On Monday, the School of Art’s Edgewood Gallery opened its doors to the public to showcase the work of Italian artist Francesco Clemente.

Curated by School of Art Dean Robert Storr, “Clemente > Brazil > Yale” features about 30 paintings that Clemente made on a series of trips to Brazil between 2006 and 2008, which have never been displayed as a complete body of work. The art, which includes large oil paintings and smaller watercolors, involves a rich mixture of cultural reference that reflect the fusion of Brazilian culture, Storr said. The exhibit also contributes to ongoing discussions in the school about Yale students’ responses to multicultural artwork, Storr said.

“Francesco’s work has always been about how cultures meld rather than clash, and Brazilian culture itself is like that,” Storr said. “It would be nice if people could begin to think in ways that are not always dichotomous.”

Partly due to the abundance of religious references in Clemente’s work, Storr organized the exhibit in a way that would produce a chapel effect, by placing large oil paintings in the middle of smaller watercolors vertically aligned on either side.
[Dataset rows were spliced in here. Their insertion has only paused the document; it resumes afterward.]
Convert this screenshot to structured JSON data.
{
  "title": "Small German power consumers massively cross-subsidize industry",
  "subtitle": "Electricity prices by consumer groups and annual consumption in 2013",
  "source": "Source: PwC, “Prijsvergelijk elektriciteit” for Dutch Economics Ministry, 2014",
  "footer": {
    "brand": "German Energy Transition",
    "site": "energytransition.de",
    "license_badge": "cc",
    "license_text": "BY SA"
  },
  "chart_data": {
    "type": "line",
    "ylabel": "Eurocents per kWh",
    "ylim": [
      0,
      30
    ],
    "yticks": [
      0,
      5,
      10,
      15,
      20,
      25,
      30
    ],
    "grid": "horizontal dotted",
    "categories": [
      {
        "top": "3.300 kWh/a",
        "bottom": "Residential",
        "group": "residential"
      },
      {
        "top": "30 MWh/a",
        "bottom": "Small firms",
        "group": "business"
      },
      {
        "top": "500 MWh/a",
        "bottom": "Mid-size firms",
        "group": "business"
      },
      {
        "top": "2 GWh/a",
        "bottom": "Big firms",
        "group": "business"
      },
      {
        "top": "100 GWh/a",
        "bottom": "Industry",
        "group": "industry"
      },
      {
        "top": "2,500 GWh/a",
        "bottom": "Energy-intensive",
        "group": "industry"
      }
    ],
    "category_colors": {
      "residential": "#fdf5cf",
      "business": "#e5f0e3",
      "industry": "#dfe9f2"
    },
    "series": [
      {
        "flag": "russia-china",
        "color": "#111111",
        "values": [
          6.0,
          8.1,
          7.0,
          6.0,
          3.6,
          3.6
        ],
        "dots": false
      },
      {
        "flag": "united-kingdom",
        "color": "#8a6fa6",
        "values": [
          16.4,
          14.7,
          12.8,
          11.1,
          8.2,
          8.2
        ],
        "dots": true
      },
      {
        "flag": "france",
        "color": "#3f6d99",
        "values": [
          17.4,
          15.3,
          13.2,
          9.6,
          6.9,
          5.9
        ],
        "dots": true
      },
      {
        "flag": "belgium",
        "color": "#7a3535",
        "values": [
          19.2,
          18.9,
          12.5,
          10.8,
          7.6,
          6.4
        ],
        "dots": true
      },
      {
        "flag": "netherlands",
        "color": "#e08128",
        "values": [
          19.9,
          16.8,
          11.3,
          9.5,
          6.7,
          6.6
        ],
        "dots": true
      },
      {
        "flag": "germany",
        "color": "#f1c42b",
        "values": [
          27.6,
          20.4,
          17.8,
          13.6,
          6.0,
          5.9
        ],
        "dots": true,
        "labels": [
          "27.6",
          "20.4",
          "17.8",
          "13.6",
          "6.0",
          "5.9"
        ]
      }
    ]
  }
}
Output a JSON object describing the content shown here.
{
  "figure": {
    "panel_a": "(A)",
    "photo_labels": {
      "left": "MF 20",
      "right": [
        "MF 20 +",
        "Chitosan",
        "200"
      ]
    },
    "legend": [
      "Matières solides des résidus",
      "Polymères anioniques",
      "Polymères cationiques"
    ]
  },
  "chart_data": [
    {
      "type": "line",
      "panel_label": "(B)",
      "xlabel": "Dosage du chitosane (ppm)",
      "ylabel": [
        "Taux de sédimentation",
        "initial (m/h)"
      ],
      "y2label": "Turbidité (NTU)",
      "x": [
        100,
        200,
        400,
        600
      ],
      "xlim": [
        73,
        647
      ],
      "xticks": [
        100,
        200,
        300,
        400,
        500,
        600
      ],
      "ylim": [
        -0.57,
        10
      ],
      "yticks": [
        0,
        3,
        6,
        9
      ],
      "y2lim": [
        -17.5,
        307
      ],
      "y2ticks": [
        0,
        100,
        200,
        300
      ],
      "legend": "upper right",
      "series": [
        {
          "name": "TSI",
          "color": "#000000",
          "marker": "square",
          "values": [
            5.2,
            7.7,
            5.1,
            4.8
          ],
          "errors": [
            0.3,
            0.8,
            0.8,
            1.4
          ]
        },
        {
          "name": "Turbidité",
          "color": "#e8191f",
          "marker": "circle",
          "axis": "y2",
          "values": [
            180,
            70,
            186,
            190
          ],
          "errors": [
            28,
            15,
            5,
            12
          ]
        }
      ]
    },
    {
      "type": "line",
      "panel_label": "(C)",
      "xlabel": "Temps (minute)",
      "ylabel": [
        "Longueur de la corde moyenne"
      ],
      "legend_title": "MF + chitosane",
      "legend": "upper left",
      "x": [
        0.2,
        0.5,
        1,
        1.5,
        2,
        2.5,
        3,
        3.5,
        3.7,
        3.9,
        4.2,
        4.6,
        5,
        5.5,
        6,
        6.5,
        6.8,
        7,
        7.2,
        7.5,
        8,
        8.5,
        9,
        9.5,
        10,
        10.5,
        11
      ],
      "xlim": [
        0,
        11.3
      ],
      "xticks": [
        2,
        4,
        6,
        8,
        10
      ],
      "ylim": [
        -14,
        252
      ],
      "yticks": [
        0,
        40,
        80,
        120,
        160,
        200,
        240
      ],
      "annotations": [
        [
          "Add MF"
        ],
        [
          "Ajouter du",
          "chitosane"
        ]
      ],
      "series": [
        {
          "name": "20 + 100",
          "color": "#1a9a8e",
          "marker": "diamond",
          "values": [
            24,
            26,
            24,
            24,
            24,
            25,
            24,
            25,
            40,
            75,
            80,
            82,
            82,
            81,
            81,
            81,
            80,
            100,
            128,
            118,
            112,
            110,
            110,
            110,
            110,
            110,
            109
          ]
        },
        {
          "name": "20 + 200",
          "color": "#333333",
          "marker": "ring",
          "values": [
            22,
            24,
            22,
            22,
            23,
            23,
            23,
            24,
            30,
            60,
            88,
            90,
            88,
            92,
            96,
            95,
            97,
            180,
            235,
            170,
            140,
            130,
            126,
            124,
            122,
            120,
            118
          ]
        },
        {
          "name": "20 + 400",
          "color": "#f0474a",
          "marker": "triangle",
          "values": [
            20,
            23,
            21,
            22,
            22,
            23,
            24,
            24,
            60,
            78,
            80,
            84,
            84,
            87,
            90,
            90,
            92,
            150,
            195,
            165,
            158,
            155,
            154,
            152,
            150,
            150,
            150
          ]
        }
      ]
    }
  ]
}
Although many of the watercolors could be seen as studies for the larger oil paintings, Storr did not want to place them side by side.
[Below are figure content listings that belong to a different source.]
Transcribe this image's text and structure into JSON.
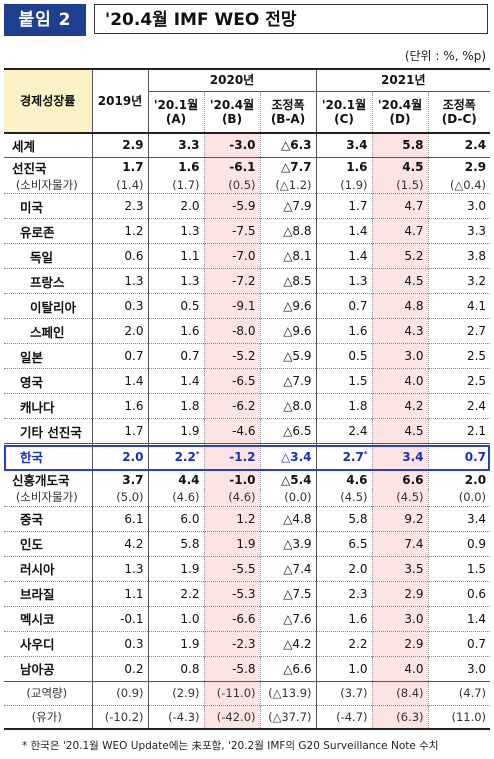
{
  "header": {
    "badge": "붙임 2",
    "title": "'20.4월 IMF WEO 전망"
  },
  "unit": "(단위 : %, %p)",
  "columns": {
    "label": "경제성장률",
    "y2019": "2019년",
    "g2020": "2020년",
    "g2021": "2021년",
    "c20_jan": "'20.1월\n(A)",
    "c20_apr": "'20.4월\n(B)",
    "c20_adj": "조정폭\n(B-A)",
    "c21_jan": "'20.1월\n(C)",
    "c21_apr": "'20.4월\n(D)",
    "c21_adj": "조정폭\n(D-C)"
  },
  "rows": [
    {
      "label": "세계",
      "v": [
        "2.9",
        "3.3",
        "-3.0",
        "△6.3",
        "3.4",
        "5.8",
        "2.4"
      ]
    },
    {
      "label": "선진국",
      "v": [
        "1.7",
        "1.6",
        "-6.1",
        "△7.7",
        "1.6",
        "4.5",
        "2.9"
      ]
    },
    {
      "label": "(소비자물가)",
      "v": [
        "(1.4)",
        "(1.7)",
        "(0.5)",
        "(△1.2)",
        "(1.9)",
        "(1.5)",
        "(△0.4)"
      ]
    },
    {
      "label": "미국",
      "v": [
        "2.3",
        "2.0",
        "-5.9",
        "△7.9",
        "1.7",
        "4.7",
        "3.0"
      ]
    },
    {
      "label": "유로존",
      "v": [
        "1.2",
        "1.3",
        "-7.5",
        "△8.8",
        "1.4",
        "4.7",
        "3.3"
      ]
    },
    {
      "label": "독일",
      "v": [
        "0.6",
        "1.1",
        "-7.0",
        "△8.1",
        "1.4",
        "5.2",
        "3.8"
      ]
    },
    {
      "label": "프랑스",
      "v": [
        "1.3",
        "1.3",
        "-7.2",
        "△8.5",
        "1.3",
        "4.5",
        "3.2"
      ]
    },
    {
      "label": "이탈리아",
      "v": [
        "0.3",
        "0.5",
        "-9.1",
        "△9.6",
        "0.7",
        "4.8",
        "4.1"
      ]
    },
    {
      "label": "스페인",
      "v": [
        "2.0",
        "1.6",
        "-8.0",
        "△9.6",
        "1.6",
        "4.3",
        "2.7"
      ]
    },
    {
      "label": "일본",
      "v": [
        "0.7",
        "0.7",
        "-5.2",
        "△5.9",
        "0.5",
        "3.0",
        "2.5"
      ]
    },
    {
      "label": "영국",
      "v": [
        "1.4",
        "1.4",
        "-6.5",
        "△7.9",
        "1.5",
        "4.0",
        "2.5"
      ]
    },
    {
      "label": "캐나다",
      "v": [
        "1.6",
        "1.8",
        "-6.2",
        "△8.0",
        "1.8",
        "4.2",
        "2.4"
      ]
    },
    {
      "label": "기타 선진국",
      "v": [
        "1.7",
        "1.9",
        "-4.6",
        "△6.5",
        "2.4",
        "4.5",
        "2.1"
      ]
    },
    {
      "label": "한국",
      "v": [
        "2.0",
        "2.2",
        "-1.2",
        "△3.4",
        "2.7",
        "3.4",
        "0.7"
      ],
      "star": "*"
    },
    {
      "label": "신흥개도국",
      "v": [
        "3.7",
        "4.4",
        "-1.0",
        "△5.4",
        "4.6",
        "6.6",
        "2.0"
      ]
    },
    {
      "label": "(소비자물가)",
      "v": [
        "(5.0)",
        "(4.6)",
        "(4.6)",
        "(0.0)",
        "(4.5)",
        "(4.5)",
        "(0.0)"
      ]
    },
    {
      "label": "중국",
      "v": [
        "6.1",
        "6.0",
        "1.2",
        "△4.8",
        "5.8",
        "9.2",
        "3.4"
      ]
    },
    {
      "label": "인도",
      "v": [
        "4.2",
        "5.8",
        "1.9",
        "△3.9",
        "6.5",
        "7.4",
        "0.9"
      ]
    },
    {
      "label": "러시아",
      "v": [
        "1.3",
        "1.9",
        "-5.5",
        "△7.4",
        "2.0",
        "3.5",
        "1.5"
      ]
    },
    {
      "label": "브라질",
      "v": [
        "1.1",
        "2.2",
        "-5.3",
        "△7.5",
        "2.3",
        "2.9",
        "0.6"
      ]
    },
    {
      "label": "멕시코",
      "v": [
        "-0.1",
        "1.0",
        "-6.6",
        "△7.6",
        "1.6",
        "3.0",
        "1.4"
      ]
    },
    {
      "label": "사우디",
      "v": [
        "0.3",
        "1.9",
        "-2.3",
        "△4.2",
        "2.2",
        "2.9",
        "0.7"
      ]
    },
    {
      "label": "남아공",
      "v": [
        "0.2",
        "0.8",
        "-5.8",
        "△6.6",
        "1.0",
        "4.0",
        "3.0"
      ]
    },
    {
      "label": "(교역량)",
      "v": [
        "(0.9)",
        "(2.9)",
        "(-11.0)",
        "(△13.9)",
        "(3.7)",
        "(8.4)",
        "(4.7)"
      ]
    },
    {
      "label": "(유가)",
      "v": [
        "(-10.2)",
        "(-4.3)",
        "(-42.0)",
        "(△37.7)",
        "(-4.7)",
        "(6.3)",
        "(11.0)"
      ]
    }
  ],
  "note": "* 한국은 '20.1월 WEO Update에는 未포함, '20.2월 IMF의 G20 Surveillance Note 수치"
}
“I wanted to separate the two kinds of paintings from one another so that you re-experience the images as you move through but also see each one of them for their own sake,” Storr said.

At the show’s opening reception on Tuesday night, seven of eight spectators interviewed pointed to the curatorial arrangement of the works as one of the show’s defining features. Vincent Katz, a poet and son of Alex Katz, whose work was featured in the Edgewood Gallery’s previous show “Katx x Katz,” said the mixture of watercolor and oil paintings is a harmonious combination, though he prefers to look at each work individually. Aimee Mullins, a friend of Clemente from New York, said she thinks the different groupings of art created in the show’s layout reflected different moods.

But Enga Purevjav, another friend of Clemente from New York, said she wishes the works were more spread out so that the larger pieces could have more space to breathe. She added that she appreciates how the exhibit is being held in New Haven rather than New York, explaining that “in New York, people are too fast-paced to appreciate this work.”

Lucia Hierro ART ’13, a painting student, said that although she would not have noticed the Brazilian influence unless told, the Catholic references and symbols were more obvious.

“The paintings capture the mood behind the religious stories you’re told and the stories you remember and how they affect you personally even when you move on from the religion,” Herro said.

“Clemente > Brazil > Yale” will run until June 2.